Earlier this year, the South Plains and Texas Panhandle went several months without receiving significant rainfall. Consequently, the region has experienced one of its poorest harvests this year and is now at risk of an economic loss into the billions.
Farmer Bryan Baker of Sudan — who has farmed since 1996 — previously said that he expects things to only worsen in coming years. Between both irrigated land and dryland, he planted about 3,000 acres of cotton but only about 300 survived through harvest.
Now, as the region becomes more likely to face extreme droughts and more long-lasting heatwaves, Baker said most farmers are having to reassess — especially those who use irrigation as the Ogallala Aquifer and local wells are taxed amid the relentless temperatures.
"We're getting closer to a time where I think we'll have to get rid of irrigation and switch to all dryland just so we can have some water to drink," he said.

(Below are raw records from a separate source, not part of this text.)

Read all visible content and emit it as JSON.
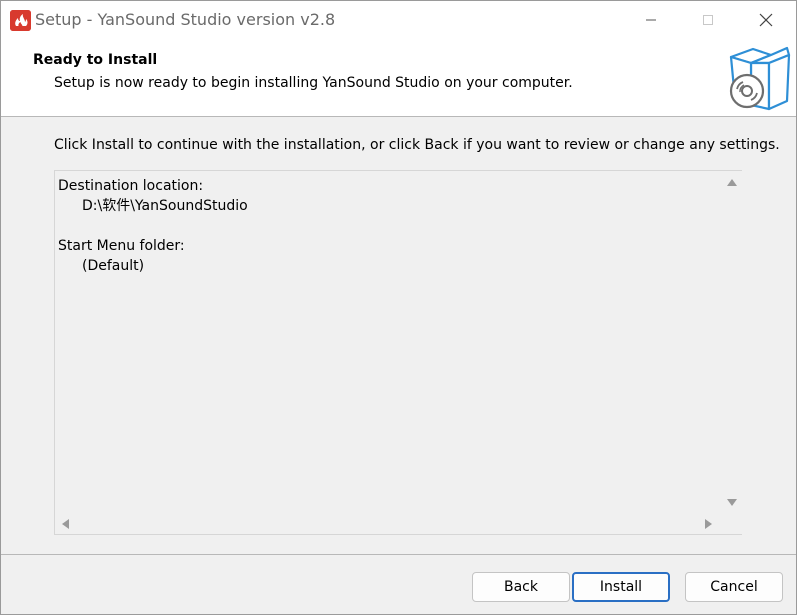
{
  "window": {
    "title": "Setup - YanSound Studio version v2.8",
    "icons": {
      "app": "app-flame-icon",
      "minimize": "minimize-icon",
      "maximize": "maximize-icon",
      "close": "close-icon"
    }
  },
  "header": {
    "title": "Ready to Install",
    "subtitle": "Setup is now ready to begin installing YanSound Studio on your computer.",
    "icon": "install-box-disc-icon"
  },
  "main": {
    "instruction": "Click Install to continue with the installation, or click Back if you want to review or change any settings.",
    "memo": {
      "destination_label": "Destination location:",
      "destination_value": "D:\\软件\\YanSoundStudio",
      "start_menu_label": "Start Menu folder:",
      "start_menu_value": "(Default)"
    }
  },
  "buttons": {
    "back": "Back",
    "install": "Install",
    "cancel": "Cancel"
  },
  "colors": {
    "accent_border": "#2a6fc4",
    "app_icon": "#d83a2e",
    "header_icon": "#2e8fd6"
  }
}
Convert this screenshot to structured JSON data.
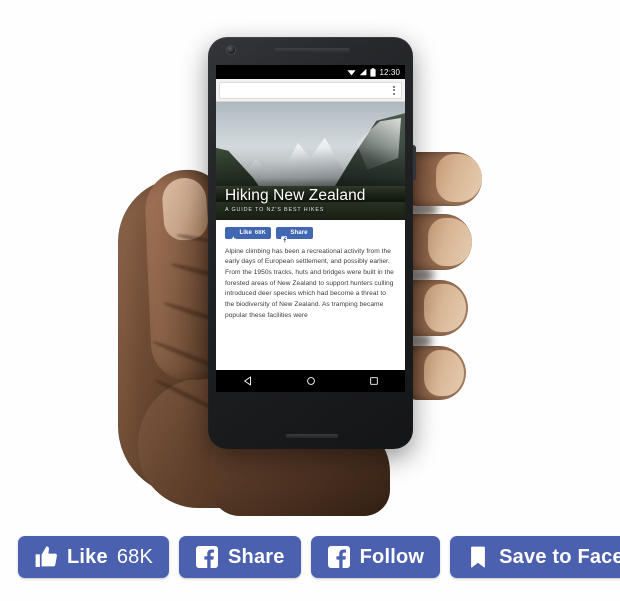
{
  "scene": {
    "name": "facebook-social-plugin-promo",
    "background_color": "#fefefe"
  },
  "phone": {
    "status_bar": {
      "clock": "12:30",
      "icons": [
        "wifi-icon",
        "signal-icon",
        "battery-icon"
      ],
      "background_color": "#000000"
    },
    "browser": {
      "omnibox_value": "",
      "omnibox_placeholder": "",
      "overflow_menu_label": "More options"
    },
    "article": {
      "title": "Hiking New Zealand",
      "kicker": "A GUIDE TO NZ'S BEST HIKES",
      "paragraph": "Alpine climbing has been a recreational activity from the early days of European settlement, and possibly earlier. From the 1950s tracks, huts and bridges were built in the forested areas of New Zealand to support hunters culling introduced deer species which had become a threat to the biodiversity of New Zealand. As tramping became popular these facilities were",
      "inline_buttons": [
        {
          "icon": "thumbs-up-icon",
          "label": "Like",
          "count": "68K"
        },
        {
          "icon": "facebook-f-icon",
          "label": "Share",
          "count": ""
        }
      ]
    },
    "nav_bar": {
      "items": [
        {
          "icon": "back-triangle-icon",
          "label": "Back"
        },
        {
          "icon": "home-circle-icon",
          "label": "Home"
        },
        {
          "icon": "recents-square-icon",
          "label": "Recents"
        }
      ]
    }
  },
  "button_row": {
    "accent_color": "#4b61b0",
    "buttons": [
      {
        "icon": "thumbs-up-icon",
        "label": "Like",
        "count": "68K"
      },
      {
        "icon": "facebook-f-icon",
        "label": "Share",
        "count": ""
      },
      {
        "icon": "facebook-f-icon",
        "label": "Follow",
        "count": ""
      },
      {
        "icon": "bookmark-icon",
        "label": "Save to Facebook",
        "count": ""
      }
    ]
  }
}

Since 2019, concern for the diminishing Ogallala has been on the radar for the Avalanche-Journal and Globe-News, which published a column then about the aquifer's uncertain future.
"Today, as indicated, natural recharge is insufficient to make up for its withdrawals from the Ogallala Aquifer," wrote the columnist Paul Carlson, who serves as emeritus professor of history at Texas Tech University.
In some cases, a few areas in the aquifer may receive some recharge, but the average is less than one inch per year.
"In both the past and the present aquifer water has proved enormously beneficial for those people who live on the Caprock," Carlson wrote. "Clearly, however, continued long-term use of the Ogallala Aquifer appears troublesome and in need of major reevaluation."